Patients with a clinical or electrocardiographic (ECG) presentation of long QT syndrome (LQTS) need genetic testing to identify the mutation. Genetic testing for known mutations in deoxyribonucleic acid (DNA) samples from patients is becoming accessible in specialized centers, although such tests can entail considerable expense, and insurance coverage for genetic testing often requires specific physician intervention.

Identification of an LQTS genetic mutation confirms the diagnosis. However, a negative result on genetic testing is of limited diagnostic value, because only approximately 50% of patients with LQTS have known mutations. The remaining half of patients with LQTS may have mutations of yet unknown genes. Therefore, genetic testing has high specificity but low sensitivity.


Response to Standing

Viskin and colleagues demonstrated that the expected shortening of the QT interval in response to sinus tachycardia induced by standing from a supine position is impaired in patients with long QT syndrome (LQTS). [1] In fact, the QTc interval in patients with LQTS increased with standing position, and more premature ventricular contractions (PVCs) were detected during standing in these patients. Thus, the increased QTc interval in response to standing up, which is associated with increased sympathetic tone, can provide more diagnostic information in patients with LQTS. [1] The increase in QTc in response to standing may persist in patients with LQTS even after heart rate returns to normal. [2]
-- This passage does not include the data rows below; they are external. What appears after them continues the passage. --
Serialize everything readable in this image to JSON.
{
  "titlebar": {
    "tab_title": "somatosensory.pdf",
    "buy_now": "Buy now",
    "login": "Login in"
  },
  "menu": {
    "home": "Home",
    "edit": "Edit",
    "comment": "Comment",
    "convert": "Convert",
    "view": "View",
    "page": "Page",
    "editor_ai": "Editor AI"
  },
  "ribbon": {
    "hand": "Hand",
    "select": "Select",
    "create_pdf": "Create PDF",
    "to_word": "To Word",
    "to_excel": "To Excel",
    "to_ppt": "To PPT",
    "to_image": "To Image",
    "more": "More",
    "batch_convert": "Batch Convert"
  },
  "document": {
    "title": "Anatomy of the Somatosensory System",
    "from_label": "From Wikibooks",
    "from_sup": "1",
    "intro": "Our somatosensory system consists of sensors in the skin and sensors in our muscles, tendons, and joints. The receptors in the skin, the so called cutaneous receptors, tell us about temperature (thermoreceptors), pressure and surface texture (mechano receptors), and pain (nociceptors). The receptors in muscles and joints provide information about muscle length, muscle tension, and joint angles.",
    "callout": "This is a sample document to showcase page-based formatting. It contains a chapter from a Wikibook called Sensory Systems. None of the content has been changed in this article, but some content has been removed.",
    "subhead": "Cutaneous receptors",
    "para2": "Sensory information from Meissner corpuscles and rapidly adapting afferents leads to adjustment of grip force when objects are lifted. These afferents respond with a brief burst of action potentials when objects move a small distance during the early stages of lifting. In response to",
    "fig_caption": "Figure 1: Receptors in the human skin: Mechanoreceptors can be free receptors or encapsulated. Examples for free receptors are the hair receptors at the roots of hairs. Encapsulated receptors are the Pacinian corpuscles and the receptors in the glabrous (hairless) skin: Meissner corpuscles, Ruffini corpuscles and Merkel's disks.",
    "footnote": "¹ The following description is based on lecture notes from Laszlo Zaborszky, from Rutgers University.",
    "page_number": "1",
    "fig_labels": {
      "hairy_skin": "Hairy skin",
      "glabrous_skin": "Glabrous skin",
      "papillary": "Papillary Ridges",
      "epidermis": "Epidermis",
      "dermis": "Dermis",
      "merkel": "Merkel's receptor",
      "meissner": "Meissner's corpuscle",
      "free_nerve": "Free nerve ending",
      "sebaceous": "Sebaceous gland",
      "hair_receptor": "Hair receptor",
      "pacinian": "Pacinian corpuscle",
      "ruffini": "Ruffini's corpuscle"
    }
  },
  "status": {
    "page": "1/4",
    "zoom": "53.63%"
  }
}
In addition, this study may reveal that standing up in patients with LQTS may be associated with more focal activities and ventricular arrhythmias. Therefore, syncope while standing up in a patient with LQTS may not be simply a vasovagal syncope but may represent a more dangerous condition.

In a more recent study, investigators evaluating the standing test in 36 congenital LQTS patients (LQT1, LQT2, LQT7, and unidentified genotypes) and 41 control subjects found that the corrected QT interval (QTc) obtained immediately after standing and the QTc change from baseline were significantly higher in the LQTS group than in the control group, and that these QTc evaluations had a high diagnostic value when compared to the baseline QTc. [23] In addition, the use of beta-blocker therapy ameliorated the standing response in the LQTS patients.